La fiscalía aprovechó sus lágrimas para acusar sin posibilidad de réplica a los periodistas que actuaron según el Superior «sin que conste traza alguna de que hubieran obtenido la información publicada mediante actuaciones torticeras, irregulares o potencialmente delictivas». Al contrario, la agencia Europa Press «la distribuyó a los restantes medios». Es decir, el ministerio público insultó sin motivos ni contradicción posible a personas ausentes en un juicio ante la Audiencia. Un comportamiento ejemplar, digno del espectáculo allí presenciado.

Periodistas haciendo su trabajo, ese crimen horrendo, esa perversión de la democracia que Alejandro Luzón descalificó en el juicio al magistrado Miguel Florit alegando que se publicaba demasiado sobre el caso Cursach. Con este discurso sobre los peligros de la transparencia, te nombran fiscal jefe Anticorrupción.
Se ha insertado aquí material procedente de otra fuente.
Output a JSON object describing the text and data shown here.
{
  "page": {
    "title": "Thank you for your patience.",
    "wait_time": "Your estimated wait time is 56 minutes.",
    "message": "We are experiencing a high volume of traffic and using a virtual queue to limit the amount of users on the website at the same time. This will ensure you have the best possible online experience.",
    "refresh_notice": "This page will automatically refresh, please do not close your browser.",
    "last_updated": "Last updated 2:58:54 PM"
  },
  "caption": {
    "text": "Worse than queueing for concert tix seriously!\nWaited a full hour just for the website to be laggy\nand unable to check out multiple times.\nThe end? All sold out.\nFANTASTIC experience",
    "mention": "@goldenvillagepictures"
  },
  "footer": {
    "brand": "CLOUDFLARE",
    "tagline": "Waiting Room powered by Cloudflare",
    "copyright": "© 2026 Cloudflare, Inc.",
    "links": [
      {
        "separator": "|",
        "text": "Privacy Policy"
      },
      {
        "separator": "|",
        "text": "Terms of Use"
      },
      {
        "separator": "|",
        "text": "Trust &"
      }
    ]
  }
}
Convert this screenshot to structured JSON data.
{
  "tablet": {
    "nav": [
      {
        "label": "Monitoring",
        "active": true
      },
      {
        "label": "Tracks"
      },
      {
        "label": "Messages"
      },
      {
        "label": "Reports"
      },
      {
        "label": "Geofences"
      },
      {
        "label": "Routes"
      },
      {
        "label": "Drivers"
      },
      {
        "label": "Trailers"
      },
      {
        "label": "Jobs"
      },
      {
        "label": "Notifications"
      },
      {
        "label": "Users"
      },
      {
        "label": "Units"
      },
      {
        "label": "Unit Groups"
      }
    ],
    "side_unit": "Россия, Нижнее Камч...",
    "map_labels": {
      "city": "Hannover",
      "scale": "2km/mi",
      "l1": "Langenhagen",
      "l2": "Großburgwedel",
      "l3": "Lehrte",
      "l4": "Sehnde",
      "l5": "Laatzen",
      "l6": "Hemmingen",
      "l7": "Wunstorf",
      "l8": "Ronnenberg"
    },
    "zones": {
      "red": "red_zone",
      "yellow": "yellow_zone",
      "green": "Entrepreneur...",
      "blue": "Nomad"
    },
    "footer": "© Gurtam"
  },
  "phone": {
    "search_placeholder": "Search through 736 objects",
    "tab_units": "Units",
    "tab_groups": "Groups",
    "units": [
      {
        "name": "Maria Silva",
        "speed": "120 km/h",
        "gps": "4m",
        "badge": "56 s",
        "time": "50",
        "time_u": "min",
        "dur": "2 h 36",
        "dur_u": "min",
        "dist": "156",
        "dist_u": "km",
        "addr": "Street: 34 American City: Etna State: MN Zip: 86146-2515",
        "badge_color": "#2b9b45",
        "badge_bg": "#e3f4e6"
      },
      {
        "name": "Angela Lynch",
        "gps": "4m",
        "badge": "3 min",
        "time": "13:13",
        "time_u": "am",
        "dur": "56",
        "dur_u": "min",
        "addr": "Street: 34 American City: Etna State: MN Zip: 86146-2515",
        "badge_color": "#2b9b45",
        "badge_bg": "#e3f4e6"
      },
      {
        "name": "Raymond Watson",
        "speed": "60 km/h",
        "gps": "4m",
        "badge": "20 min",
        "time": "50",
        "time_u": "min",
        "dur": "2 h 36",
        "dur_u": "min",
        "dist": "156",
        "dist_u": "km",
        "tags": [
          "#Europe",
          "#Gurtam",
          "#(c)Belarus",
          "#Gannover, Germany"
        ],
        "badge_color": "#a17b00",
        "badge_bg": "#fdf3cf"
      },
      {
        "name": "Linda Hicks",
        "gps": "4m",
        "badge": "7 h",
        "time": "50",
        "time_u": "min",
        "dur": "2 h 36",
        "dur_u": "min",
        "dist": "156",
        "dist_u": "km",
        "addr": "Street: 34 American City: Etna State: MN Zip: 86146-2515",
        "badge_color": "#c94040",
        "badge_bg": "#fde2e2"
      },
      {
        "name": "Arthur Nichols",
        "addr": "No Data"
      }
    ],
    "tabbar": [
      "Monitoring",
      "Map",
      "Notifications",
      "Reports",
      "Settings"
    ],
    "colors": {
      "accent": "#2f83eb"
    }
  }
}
No es un asunto de lágrimas, sino de carcajadas. Los vigías de la pureza policial y fiscal que persiguen a sus compañeros por si hubieran hablado con periodistas, recurren a los mismos procedimientos ilegales y viciados que dicen perseguir. Suerte que ahora se les exigirán responsabilidades, con idéntica dureza a la que pregonan. De momento, los funcionarios autores de los secuestros ilegales han sido promocionados, mientras que el periodista vejado debe recordar con humildad que su obligación de secreto «no se erige únicamente en derecho propio de su titular, sino en una pieza esencial en la configuración del Estado democrático», en excelente resumen del Constitucional.

Todo empezó cuando los primeros investigadores del caso Cursach se acercaron peligrosamente a la Jefatura Superior de Policía. Acostumbrada al periodismo servil de sus amanuenses, por fuerza debían sorprenderle las informaciones verdaderas amparadas en derechos que el Superior ha venido en restituir.

La «proporcionalidad y motivación» del secuestro periodístico «ofrece dificultades insalvables», qué mejor resumen de la actividad del fiscal Juan Carrau con sus escritos de acusación menguante. Y por supuesto, hay que manifestarse radicalmente en contra del secuestro de los móviles de periodistas que con semanas de antelación señalaban las falsas organizaciones criminales, a perseguir por los dóciles agentes. Son casualidades.

La descalificación radical del secuestro masivo de información supone la valoración indirecta de un modo de funcionamiento. Ahora queda claro con vitola judicial cómo trabajaban los puristas que investigaban a instancias y a favor de Cursach. El Tribunal Superior solo ha analizado de momento una de sus decisiones, y estaba podrida, un cien por cien de desaciertos. Es innecesario detenerse en el crédito que merecen sus restantes pesquisas. Tienen el mismo valor que las emotivas lágrimas derramadas en la Audiencia Provincial de Palma. Agua con sal.